セクハラは“Sexual Harassment(性的悩みが直訳です)”から出来た日本語で、“性的嫌がらせ”と一般的に理解されています。

我が国では1999年4月改正男女雇用均等法で、セクハラの防止が企業の配慮義務となりました。

シンガポールでセクハラが軽犯罪に問われますと、最高2年間の留置となります。

シンガポールの雇用法では、安全な職場環境の確保を義務付けています。従業員が“性的嫌がらせ”を受けて退職せざるを得ない事態に立ち至った場合、企業は違法性が問われるかもしれません。

公共の場、例えばMRT(地下・高架鉄道)車内、エレベーター内などで婦女に性的不道徳行為を行うと、刑法354条が適用されます。
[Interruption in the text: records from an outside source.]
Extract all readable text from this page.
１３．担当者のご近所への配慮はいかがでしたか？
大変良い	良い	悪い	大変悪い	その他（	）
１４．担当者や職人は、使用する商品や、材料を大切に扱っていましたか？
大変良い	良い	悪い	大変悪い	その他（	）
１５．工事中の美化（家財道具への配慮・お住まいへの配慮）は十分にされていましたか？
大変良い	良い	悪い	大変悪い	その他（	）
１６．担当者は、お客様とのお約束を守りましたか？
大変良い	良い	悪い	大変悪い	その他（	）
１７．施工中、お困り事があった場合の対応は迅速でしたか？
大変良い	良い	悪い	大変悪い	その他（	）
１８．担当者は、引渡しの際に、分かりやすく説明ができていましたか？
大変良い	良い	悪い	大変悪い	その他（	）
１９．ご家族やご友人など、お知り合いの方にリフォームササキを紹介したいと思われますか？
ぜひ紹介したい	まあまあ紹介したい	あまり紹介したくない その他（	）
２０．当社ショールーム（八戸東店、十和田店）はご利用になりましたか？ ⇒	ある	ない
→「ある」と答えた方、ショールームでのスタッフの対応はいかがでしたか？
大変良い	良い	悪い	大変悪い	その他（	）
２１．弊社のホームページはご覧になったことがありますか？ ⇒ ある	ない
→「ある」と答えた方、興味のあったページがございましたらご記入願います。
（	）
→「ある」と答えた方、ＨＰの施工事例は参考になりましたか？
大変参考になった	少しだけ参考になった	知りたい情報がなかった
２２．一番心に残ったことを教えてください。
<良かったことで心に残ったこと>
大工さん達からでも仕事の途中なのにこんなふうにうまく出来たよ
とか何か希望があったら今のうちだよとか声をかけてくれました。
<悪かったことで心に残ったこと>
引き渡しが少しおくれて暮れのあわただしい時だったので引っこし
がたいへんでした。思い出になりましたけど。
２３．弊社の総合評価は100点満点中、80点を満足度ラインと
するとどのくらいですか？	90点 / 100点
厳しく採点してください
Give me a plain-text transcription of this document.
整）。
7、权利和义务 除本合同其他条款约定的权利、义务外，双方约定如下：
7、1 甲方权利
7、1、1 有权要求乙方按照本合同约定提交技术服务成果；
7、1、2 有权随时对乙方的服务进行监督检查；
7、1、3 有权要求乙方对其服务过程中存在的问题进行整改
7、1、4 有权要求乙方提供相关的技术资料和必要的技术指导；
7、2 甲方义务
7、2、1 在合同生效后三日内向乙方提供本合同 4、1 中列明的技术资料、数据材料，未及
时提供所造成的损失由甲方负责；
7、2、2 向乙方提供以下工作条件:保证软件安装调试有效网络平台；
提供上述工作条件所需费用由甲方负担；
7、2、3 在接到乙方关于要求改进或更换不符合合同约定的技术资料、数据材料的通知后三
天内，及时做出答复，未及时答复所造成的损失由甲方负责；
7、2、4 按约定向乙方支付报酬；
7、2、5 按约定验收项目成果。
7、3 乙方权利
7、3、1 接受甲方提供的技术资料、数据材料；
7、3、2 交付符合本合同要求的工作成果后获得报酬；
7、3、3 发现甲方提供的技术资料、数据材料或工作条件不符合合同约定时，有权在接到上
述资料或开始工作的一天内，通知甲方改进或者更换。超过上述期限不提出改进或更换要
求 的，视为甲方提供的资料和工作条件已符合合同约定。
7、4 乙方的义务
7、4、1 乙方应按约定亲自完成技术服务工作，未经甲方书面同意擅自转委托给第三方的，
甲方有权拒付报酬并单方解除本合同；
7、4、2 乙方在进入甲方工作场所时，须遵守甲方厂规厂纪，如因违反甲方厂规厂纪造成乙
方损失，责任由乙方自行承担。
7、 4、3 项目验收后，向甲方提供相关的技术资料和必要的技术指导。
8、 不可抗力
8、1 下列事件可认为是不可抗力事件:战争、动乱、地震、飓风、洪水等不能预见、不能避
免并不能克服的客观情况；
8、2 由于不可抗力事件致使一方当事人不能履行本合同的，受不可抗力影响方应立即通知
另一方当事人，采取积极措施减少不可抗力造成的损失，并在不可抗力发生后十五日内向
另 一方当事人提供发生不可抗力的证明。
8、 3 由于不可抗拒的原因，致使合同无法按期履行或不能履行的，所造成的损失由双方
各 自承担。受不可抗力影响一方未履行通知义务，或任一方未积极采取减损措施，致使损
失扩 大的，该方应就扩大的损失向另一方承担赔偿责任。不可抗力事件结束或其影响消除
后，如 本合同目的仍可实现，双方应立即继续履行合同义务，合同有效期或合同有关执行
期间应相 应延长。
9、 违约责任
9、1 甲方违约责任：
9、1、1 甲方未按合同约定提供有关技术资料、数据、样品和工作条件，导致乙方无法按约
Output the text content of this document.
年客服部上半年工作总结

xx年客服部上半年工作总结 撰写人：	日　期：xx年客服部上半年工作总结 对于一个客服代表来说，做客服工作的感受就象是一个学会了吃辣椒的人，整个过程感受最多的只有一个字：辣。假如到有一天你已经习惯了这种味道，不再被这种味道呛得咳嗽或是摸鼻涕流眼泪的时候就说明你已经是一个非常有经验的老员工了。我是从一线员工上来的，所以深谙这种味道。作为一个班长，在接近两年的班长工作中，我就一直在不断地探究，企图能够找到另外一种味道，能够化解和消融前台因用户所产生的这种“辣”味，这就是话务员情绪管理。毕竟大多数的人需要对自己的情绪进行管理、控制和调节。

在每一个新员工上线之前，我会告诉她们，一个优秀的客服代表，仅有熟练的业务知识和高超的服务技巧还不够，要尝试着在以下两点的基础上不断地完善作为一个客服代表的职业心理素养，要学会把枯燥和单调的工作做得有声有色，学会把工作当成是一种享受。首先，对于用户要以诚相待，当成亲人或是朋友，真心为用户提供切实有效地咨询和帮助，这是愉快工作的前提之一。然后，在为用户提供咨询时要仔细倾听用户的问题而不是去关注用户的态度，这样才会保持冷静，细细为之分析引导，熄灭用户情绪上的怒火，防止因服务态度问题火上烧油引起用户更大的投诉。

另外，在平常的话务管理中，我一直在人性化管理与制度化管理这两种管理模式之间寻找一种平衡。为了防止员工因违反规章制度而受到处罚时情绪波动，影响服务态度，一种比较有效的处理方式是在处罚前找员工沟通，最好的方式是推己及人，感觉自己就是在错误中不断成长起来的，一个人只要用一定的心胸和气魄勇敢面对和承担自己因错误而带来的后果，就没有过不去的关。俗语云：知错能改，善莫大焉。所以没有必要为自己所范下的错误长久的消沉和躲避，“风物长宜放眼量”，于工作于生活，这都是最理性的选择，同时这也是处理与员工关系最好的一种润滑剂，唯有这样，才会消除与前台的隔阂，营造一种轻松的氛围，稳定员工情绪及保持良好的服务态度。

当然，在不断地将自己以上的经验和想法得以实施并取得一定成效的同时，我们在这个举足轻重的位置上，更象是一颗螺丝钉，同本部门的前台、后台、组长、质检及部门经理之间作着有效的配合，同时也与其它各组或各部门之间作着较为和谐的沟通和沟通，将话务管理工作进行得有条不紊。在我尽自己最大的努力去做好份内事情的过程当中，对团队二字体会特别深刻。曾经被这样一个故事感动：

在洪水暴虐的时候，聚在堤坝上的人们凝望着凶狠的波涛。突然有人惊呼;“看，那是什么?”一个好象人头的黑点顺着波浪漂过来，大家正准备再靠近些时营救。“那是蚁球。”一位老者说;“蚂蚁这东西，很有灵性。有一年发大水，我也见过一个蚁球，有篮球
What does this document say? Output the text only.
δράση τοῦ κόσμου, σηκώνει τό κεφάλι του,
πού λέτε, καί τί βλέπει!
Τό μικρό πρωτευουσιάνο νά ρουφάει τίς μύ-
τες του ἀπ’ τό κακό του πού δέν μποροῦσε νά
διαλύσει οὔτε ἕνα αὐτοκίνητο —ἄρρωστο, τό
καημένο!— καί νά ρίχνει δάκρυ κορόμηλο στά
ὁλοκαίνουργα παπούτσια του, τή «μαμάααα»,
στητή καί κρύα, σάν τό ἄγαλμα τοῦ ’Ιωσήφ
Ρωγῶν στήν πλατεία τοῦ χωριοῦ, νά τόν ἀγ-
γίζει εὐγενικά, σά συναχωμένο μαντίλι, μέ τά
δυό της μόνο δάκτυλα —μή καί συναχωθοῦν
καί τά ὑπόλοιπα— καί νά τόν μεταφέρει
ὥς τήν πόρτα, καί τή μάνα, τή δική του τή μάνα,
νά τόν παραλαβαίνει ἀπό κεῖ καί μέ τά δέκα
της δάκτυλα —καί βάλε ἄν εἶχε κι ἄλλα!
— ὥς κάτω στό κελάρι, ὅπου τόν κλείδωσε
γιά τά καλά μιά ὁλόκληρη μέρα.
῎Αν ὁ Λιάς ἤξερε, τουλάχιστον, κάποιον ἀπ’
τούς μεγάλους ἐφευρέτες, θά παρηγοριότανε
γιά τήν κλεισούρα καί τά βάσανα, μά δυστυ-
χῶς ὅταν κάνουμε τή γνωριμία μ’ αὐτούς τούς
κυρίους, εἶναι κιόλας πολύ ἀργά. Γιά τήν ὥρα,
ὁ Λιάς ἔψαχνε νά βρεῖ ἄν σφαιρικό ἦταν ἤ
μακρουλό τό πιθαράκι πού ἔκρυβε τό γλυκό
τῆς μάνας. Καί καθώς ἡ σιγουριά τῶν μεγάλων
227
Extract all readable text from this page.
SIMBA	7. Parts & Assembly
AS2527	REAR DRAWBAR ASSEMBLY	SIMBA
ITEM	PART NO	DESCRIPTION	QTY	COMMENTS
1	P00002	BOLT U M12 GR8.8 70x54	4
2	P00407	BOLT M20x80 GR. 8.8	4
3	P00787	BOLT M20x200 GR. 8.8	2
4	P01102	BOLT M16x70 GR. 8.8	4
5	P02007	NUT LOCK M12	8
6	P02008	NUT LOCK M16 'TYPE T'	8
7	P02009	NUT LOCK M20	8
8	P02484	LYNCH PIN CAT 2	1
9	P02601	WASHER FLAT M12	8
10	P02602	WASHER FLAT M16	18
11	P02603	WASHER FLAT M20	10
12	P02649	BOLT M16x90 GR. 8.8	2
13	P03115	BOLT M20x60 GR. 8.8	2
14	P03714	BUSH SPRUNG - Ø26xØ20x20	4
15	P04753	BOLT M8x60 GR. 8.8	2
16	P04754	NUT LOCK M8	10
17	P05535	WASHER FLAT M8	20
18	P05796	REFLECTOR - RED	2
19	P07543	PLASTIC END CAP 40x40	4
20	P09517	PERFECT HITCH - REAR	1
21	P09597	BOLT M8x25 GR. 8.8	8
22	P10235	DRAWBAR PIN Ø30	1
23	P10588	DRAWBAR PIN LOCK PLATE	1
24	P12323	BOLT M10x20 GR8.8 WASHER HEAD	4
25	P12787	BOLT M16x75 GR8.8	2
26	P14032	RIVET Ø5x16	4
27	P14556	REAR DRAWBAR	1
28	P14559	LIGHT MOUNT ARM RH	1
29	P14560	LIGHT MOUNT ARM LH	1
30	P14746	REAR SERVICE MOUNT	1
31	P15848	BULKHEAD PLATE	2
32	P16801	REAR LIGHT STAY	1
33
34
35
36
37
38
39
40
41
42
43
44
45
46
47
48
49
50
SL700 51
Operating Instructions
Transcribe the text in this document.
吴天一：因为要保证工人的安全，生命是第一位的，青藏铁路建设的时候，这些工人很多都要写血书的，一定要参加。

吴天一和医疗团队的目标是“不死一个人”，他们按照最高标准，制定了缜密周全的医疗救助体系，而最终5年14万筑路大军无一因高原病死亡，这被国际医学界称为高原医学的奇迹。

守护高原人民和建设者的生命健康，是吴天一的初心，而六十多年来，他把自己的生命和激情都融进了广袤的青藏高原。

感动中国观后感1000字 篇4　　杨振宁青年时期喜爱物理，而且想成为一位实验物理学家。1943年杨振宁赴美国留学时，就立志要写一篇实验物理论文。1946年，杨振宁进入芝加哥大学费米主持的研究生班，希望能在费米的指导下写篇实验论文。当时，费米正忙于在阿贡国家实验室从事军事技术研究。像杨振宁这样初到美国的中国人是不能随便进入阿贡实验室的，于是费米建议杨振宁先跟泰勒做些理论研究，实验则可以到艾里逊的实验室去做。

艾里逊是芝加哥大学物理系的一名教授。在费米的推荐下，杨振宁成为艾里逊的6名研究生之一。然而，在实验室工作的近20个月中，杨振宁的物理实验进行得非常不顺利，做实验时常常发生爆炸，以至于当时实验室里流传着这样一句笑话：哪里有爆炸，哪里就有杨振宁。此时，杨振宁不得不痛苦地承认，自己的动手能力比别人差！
その行為の内容が悪質であれば、354条Aが適用されます。

354条は、2年間の懲役、もしくは罰金、もしくは鞭打ち、もしくはそのうちのどれか2つの刑となります。354条Aが適用されますと、10年間の懲役となり、いっそう厳しくなります。

企業経営においては、就業規則の中にセクハラ行為に関する規定を入れることが望まれます。女子従業員の品位を言葉で傷つけたり、女性としての人格を軽蔑したりしないように規定するのが良いでしょう。

単に、恋文を何回か女性に出したり、逢引(あいびき)の誘いをする程度であれば、犯罪を構成することにならないようですが、その内容いかんによっては、性的嫌がらせを行ったと充分見なされる場合もあります。例えば、上司の誘いを部下が断ったために、その部下の業務が不利にさせられてしまったことが明らかになった場合が当てはまるでしょう。

就業規則に、どのように盛り込めばよいのか、また、職場でセクハラ問題が発生したり、事前にその発生に気がついた時など、躊躇(ちゅうちょ)することなく、弁護士事務所を訪ねる事をお勧めします。